Прихлебывая обжигающую черную жижу, я выкладывал полученные еще в Боснии девяностых убеждения:
— Вы же интернационалисты не потому, что так в книжке написано, не по обязанности, а самим ходом вещей. Это националистам обязательно нужна своя, отдельная норка, со своим, отдельным языком и своей, отдельной историей. А вы как раз можете подняться выше этого
— И потому все, кто выступает за федерализацию, — подхватил Милован, — тянут нас к национализму!
Вот черт, все на борьбу за власть сведет…
— Но это все вопросы надстройки, — Джилас отставил пустую чашку, — базисом надо заниматься, а не этими дрязгами. Экономикой, страну поднимать.
Премьер-министр задумался, а потом с надеждой на сочувствие спросил:
— Знаешь, какая у меня сейчас самая главная проблема?
Я весело хмыкнул:
— Где взять денег.
— Ты что, мысли читаешь? — с нарочитым испугом отодвинулся Джилас.
— Ага, — радостно подтвердил я. — Любое большое дело требует до хрена денег. Чем больше дело, тем больше денег, а их всем и всегда не хватает.
— И откуда ты на наши головы такой умный…
— Из 1-го русского великого князя Константина Константиновича кадетского корпуса! — отчеканил я, верноподданически тараща глаза, как обычно делал покойный Мишка Левченко.
— Да ну тебя, — скривился Джилас. — Вот иногда ты такое скажешь, что десятерым умникам не разгрести, а иногда такой дурак, что прямо беда.
— Хорошо, если хочешь серьезно, скажу, где есть деньги.
Милован приподнял брови и подбородок:
— Ну?
— У американцев.
— Тьфу ты!
— Не плюйся. Вот помяни мое слово, еще год-два и они затеют покупать европейские страны.
— Зачем?
— Создавать барьер против вас, коммунистов. У них после войны денег полно, вот и будут предлагать инвестиции в восстановление на условиях удаления коммунистов из власти. Греция, Франция, Австрия и другие. И вам тоже предложат, лишь бы от Москвы оторвать.
— Вот уж хрен, мы с Россией! — заявил Джилас, но тут же помрачнел: — Но Москва подталкивает нас к быстрой коллективизации, а у нас такой необходимости нет.
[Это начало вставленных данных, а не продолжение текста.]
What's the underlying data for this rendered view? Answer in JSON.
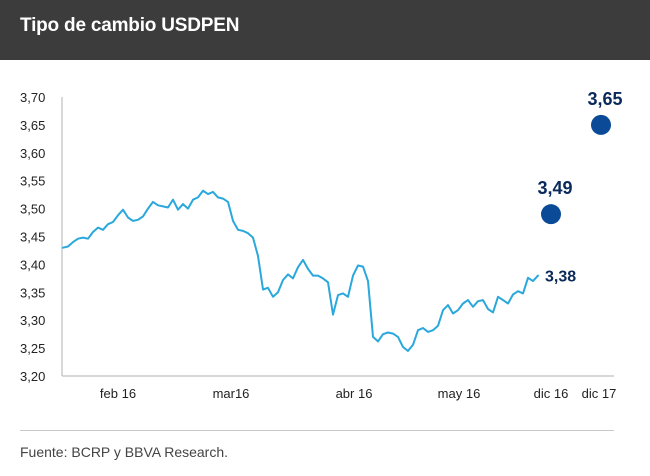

Продовольственную помощь тоже обрезали, наши требования присоединить Триест, Горицию, Южную Каринтию и Эгейскую Македонию отвергли.
— Ну куда тебе еще присоединять? Тут бы с тем, что есть, разобраться…
— В любом случае, на деньги от России рассчитывать не приходится, надо своими силами. А их мало…
— Выход один, сделать так, чтобы люди захотели горы свернуть. Не заставить, а именно чтобы захотели. Как там, «свободный труд свободно собравшихся людей». Чтобы все видели, что их усилия прямо ведут к улучшению жизни.
— Это тебе с Кидричем потолковать надо, у него похожие идеи.
А еще лучше с каждым, только вас много, а я один.
Разговор этот имел еще одно неожиданное последствие: пока что бездетные Милован и его жена Митра, а также Арсо и Ксения, взяли в семьи по двое сирот. Потом совсем еще неженатые Лека Ранкович и Славка Бецеле — тоже двоих, за ними Иво и Дана Рибар, Кардели и так далее.
Волна прошла по всем «молодым», оставив «стариков» в некоторой задумчивости: логично, когда усыновляют люди тридцати, максимум сорока лет, но вот Жуйович и Хебранг, к примеру, уже староваты, а Моше Пияде вообще пятьдесят пять, только в дедушки годится.
Примеру высшего руководства последовали и начальники рангом пониже, за ними потянулись в детские дома местные руководители. Вот все в этом мире так — у меня эмоциональный порыв, а фракция «младоюгославов» политические очки зарабатывает.